Il est maintenant démontré que
l’environnement dans lequel vit le père
influence aussi comment l’épigéné-
40
NOVEMBRE 2014 LE PRODUCTEUR DE LAIT QUÉBÉCOIS
tique s’établit dans le spermatozoïde
et que cette programmation va ensuite
influencer sa descendance. Ainsi, notre
environnement, et même l’environnement de nos parents, influencent comment nos gènes s’expriment, et ce, à
long terme. Nous pensons maintenant
que cette régulation par l’épigénétique
permet de résoudre le problème que
notre ADN ne change pas durant la
vie, mais que l’environnement peut
changer. L’épigénétique serait une
sorte de mémoire environnementale
des gènes.
Dans le contexte de la production
laitière, plusieurs éléments attirent
l’attention, notamment le fait que les
taureaux jumeaux n’obtiennent pas
les mêmes évaluations génétiques. Le
cas des jumeaux Jerrick et Jordan est
maintenant célèbre. Nous ne savons
pas exactement comment deux copies
génétiques transmettent un potentiel
génétique différent, mais nous croyons
que c’est l’épigénétique qui diffère
entre les deux jumeaux.
D’autres exemples aussi frappants
ont été récemment rapportés, notamment le fait que les génisses issues
d’une fécondation lorsque la vache
est en déficit énergétique naissent
avec des réserves ovariennes amoindries. Effectivement, ces travaux en
provenance de l’Irlande menés par le
Dr Alex Evans semblent indiquer une
capacité de l’environnement embryonnaire et fœtal à adapter la fertilité du
futur animal.
Chez l’humain, il a été récemment
démontré que l’ensemble des marqueurs d’ADN trouvés jusqu’à maintenant explique moins de 1,6 % de la
prédisposition à développer de l’obésité à l’âge adulte. Par contre, une
combinaison de trois marqueurs épigénétiques améliore la prédiction du
facteur de risque de 25 fois. Il semble
de plus en plus clair que les caractères
complexes, comme ceux associés à la
santé et à la fertilité, sont grandement
influencés par la programmation épigénétique. C’est pourtant une chose
bien connue que les performances sont
égales à l’impact de la génétique et de
l’environnement de l’animal (P=G+E).
L’épigénétique représente maintenant une signature moléculaire de
l’effet de l’environnement qui module
à long terme la façon dont s’exprime
la génétique.
Pour le moment, on ne sait pas
dans quelle mesure l’épigénétique
influence les caractères de santé et
de fertilité des vaches laitières ni quel
environnement fournir pour optimiser
la programmation de l’épigénétique
afin de maximiser l’expression du
potentiel génétique. Nous croyons que
l’épigénétique agit à tous les stades
de la vie, mais nous savons aussi que
les périodes de développement et de
croissance sont très susceptibles à une
modulation épigénétique.
Plusieurs questions restent à
répondre : Quelle est la meilleure
régie pour la production de gamètes
(spermatozoïdes ou ovules) bien
« programmés »? L’embryon garde-t-il
des traces de sa conception dans un
moment où le métabolisme de la mère
est négatif? Quel est l’impact de la
qualité de la mère lors d’un transfert
embryonnaire? Quels sont les impacts
à long terme de la régie d’élevage
prépubère dans la « programmation »
de la glande mammaire, du système
immunitaire ou du système reproducteur pour la productivité future?

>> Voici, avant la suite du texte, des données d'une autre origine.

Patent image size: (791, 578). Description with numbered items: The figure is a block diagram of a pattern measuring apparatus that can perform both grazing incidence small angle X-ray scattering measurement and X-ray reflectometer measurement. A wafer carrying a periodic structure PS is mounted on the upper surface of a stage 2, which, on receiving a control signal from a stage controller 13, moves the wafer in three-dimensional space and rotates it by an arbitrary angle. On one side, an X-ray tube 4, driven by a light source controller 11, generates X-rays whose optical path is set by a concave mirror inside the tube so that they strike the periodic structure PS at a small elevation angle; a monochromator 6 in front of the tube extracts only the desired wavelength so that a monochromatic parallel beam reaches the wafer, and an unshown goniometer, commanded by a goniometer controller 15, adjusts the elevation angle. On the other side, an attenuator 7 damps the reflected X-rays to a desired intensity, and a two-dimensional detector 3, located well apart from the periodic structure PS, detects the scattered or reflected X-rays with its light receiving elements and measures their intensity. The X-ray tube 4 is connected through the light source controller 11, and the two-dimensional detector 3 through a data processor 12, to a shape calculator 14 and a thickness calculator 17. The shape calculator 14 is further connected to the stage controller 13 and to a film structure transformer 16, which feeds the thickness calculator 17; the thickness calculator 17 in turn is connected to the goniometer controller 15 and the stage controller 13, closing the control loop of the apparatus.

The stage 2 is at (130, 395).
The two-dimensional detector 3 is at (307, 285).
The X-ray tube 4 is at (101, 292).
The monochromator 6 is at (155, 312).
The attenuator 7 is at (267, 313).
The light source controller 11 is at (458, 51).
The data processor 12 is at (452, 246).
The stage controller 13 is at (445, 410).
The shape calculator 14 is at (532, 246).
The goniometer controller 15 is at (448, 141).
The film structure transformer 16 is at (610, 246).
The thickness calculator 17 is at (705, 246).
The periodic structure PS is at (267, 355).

Le Québec est bien positionné pour
répondre à ces questions alors que la
qualité des données prises à la ferme
permet des études épidémiologiques
afin d’isoler l’impact de l’épigénétique
et ses effets à long terme. De plus, la
seule plateforme technologique permettant l’étude de l’épigénétique par
dépôt de ces groupements chimiques
sur l’ADN a été développée à l’Université Laval. De telles études pourraient
amener à reconsidérer la préparation
des sujets de remplacement et pourraient aussi expliquer ce que plusieurs
producteurs laitiers ont précédemment
observé, c’est-à-dire que le potentiel
génétique ne se traduit pas toujours
en succès, et vice versa.
Nous croyons également que le
contexte québécois de la production
laitière, grâce entre autres aux données
de performances précises recueillies par
le contrôle laitier, est favorable à un
excellent suivi de l’environnement qui
pourrait offrir une programmation génétique optimale. Ceci pourrait devenir
un enjeu important pour le commerce
de la génétique, puisqu’à génomiques
égales, celle qui offre une meilleure
programmation devrait être valorisée.